Nach der Einschätzung der EMA beraten Mittwochabend auch die EU-Gesundheitsminister in einer außerordentlichen Videokonferenz über die möglichen Risiken im Zusammenhang mit dem Impfstoff von AstraZeneca. Die Gesundheitsminister konnten nach der aktuellen EMA-Freigabe etwas entspannter daran arbeiten, eine Harmonisierung der derzeit völlig unterschiedlich gehandhabten Impfstrategien in den EU-Ländern in Angriff zu nehmen. Man gelobte, die EMA noch besser mit den benötigten Daten zu versorgen und dafür deren Empfehlungen eher zu berücksichtigen. Die Agentur soll aber auch präzisere Angaben liefern, an denen man sich orientieren kann.

Die Minister stellten fest, dass es dringend an der Zeit sei, vertrauensbildende Maßnahmen zu schaffen – in vielen Ländern ist die Bevölkerung wegen der sich immer wieder ändernden Empfehlungen rund um AstraZeneca stark verunsichert, was die ohnehin nur schleppend laufenden Impfungen weiter verzögern kann.

Über 30-Jährige: Großbritannien ändert Empfehlung

Die britische Impfkommission hat ihre Empfehlung für den AstraZeneca-Impfstoff nach einer Überprüfung geändert. Das Präparat soll künftig möglichst nur noch über 30-jährigen Erwachsenen verabreicht werden, wie die Kommission am Mittwoch mitteilte. Auch diese Änderung steht im Zusammenhang mit seltenen Fällen von Blutgerinnseln im Zusammenhang mit einer AZ-Impfung.

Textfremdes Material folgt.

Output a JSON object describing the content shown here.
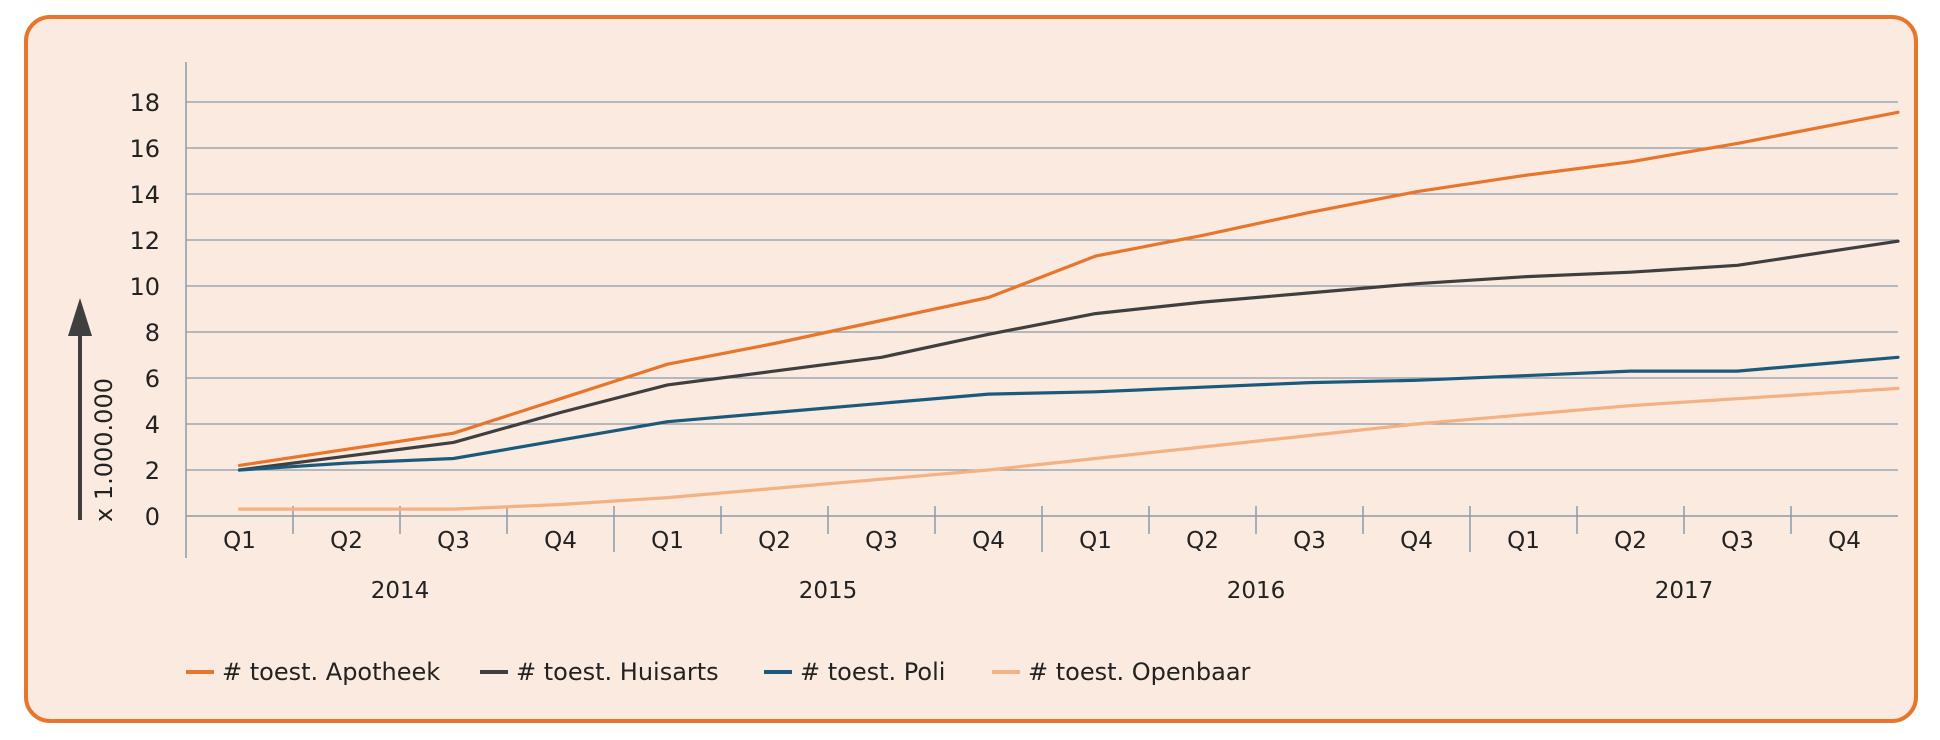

In Großbritannien sind nach Angaben der Arzneimittelbehörde MHRA bisher 79 Fälle von seltenen Blutgerinnseln nach Impfungen mit dem AstraZeneca-Impfstoff aufgetreten. Dabei kam es zu 19 Todesfällen. Die meisten dieser Fälle betrafen junge Menschen. Ein direkter Zusammenhang mit dem Impfstoff konnte laut Impfkommission zwar noch nicht nachgewiesen worden. Aber angesichts des geringeren Risikos für jüngere Menschen an Covid-19 zu sterben, habe man diese Abwägung getroffen, hieß es.